All text-related data sources, including CSVDataSource, use Hadoop File API to deal with files (it was in Spark Core's RDDs too).
You can find the relevant lines in readFile that leads to HadoopFileLinesReader which has the following lines:
val fileSplit = new FileSplit(
new Path(new URI(file.filePath)),
file.start,
file.length,
// TODO: Implement Locality
Array.empty)
That uses Hadoop's org.apache.hadoop.fs.Path that deals with compression of the underlying file(s).
After quick googling, I was able to find the Hadoop property that deals with compression which is mapreduce.output.fileoutputformat.compress
.
That led me to Spark SQL's CompressionCodecs with the following compression configuration:
"none" -> null,
"uncompressed" -> null,
"bzip2" -> classOf[BZip2Codec].getName,
"deflate" -> classOf[DeflateCodec].getName,
"gzip" -> classOf[GzipCodec].getName,
"lz4" -> classOf[Lz4Codec].getName,
"snappy" -> classOf[SnappyCodec].getName)
Below in the code, you can find setCodecConfiguration that uses "our" option.
def setCodecConfiguration(conf: Configuration, codec: String): Unit = {
if (codec != null) {
conf.set("mapreduce.output.fileoutputformat.compress", "true")
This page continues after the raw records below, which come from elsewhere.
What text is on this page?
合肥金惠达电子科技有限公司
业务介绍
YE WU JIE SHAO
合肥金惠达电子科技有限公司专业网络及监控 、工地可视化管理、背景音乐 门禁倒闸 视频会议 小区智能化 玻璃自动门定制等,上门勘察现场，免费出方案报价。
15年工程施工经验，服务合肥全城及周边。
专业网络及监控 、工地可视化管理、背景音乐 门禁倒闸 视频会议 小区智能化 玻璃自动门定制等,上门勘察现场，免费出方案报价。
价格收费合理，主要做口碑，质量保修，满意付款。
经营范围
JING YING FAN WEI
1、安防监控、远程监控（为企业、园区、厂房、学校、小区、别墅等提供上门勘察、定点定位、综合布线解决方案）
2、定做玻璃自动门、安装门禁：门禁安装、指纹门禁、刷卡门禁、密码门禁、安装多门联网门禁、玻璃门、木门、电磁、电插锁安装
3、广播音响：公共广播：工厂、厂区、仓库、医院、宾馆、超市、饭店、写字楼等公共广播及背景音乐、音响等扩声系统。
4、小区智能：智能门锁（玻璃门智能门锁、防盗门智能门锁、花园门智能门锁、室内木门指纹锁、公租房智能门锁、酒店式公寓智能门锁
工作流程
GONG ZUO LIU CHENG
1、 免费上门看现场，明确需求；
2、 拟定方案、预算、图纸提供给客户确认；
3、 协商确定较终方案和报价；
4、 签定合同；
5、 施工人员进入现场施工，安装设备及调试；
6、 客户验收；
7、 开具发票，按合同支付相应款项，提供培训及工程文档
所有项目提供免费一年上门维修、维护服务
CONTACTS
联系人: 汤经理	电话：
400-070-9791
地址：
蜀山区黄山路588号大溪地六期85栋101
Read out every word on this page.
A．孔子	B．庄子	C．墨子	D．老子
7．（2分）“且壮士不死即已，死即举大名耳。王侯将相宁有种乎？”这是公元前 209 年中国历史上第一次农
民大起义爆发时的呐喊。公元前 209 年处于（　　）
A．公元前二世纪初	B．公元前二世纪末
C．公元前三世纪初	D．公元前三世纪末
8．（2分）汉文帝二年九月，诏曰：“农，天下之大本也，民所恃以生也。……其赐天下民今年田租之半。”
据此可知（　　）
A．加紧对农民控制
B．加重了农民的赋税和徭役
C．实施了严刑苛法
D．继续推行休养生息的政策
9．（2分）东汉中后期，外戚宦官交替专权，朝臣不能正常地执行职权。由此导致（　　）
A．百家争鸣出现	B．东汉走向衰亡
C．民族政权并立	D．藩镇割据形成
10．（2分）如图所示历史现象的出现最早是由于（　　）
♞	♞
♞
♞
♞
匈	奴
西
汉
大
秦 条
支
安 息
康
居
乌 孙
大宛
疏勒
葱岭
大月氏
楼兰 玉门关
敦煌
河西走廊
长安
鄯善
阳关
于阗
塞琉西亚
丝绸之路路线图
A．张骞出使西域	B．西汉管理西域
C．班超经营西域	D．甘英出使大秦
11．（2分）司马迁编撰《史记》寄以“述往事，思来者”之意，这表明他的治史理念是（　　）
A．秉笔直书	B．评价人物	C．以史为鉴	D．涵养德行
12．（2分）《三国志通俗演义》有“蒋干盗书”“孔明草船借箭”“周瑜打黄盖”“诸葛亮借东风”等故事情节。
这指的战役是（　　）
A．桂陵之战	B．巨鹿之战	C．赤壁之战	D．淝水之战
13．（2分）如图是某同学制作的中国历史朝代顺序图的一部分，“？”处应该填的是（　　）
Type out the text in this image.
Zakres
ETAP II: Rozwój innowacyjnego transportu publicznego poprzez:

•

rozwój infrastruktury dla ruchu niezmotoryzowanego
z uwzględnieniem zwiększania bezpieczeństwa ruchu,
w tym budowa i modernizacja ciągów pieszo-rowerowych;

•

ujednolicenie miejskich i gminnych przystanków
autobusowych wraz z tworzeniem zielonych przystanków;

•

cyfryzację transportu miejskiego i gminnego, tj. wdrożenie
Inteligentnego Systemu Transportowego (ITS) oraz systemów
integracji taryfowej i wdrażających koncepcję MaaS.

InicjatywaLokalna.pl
conf.set("mapreduce.output.fileoutputformat.compress.type", CompressionType.BLOCK.toString)
conf.set("mapreduce.output.fileoutputformat.compress.codec", codec)
conf.set("mapreduce.map.output.compress", "true")
conf.set("mapreduce.map.output.compress.codec", codec)
} else {
// This infers the option `compression` is set to `uncompressed` or `none`.
conf.set("mapreduce.output.fileoutputformat.compress", "false")
conf.set("mapreduce.map.output.compress", "false")
}
}
The other method getCodecClassName is used to resolve compression
option for JSON, CSV, and text formats.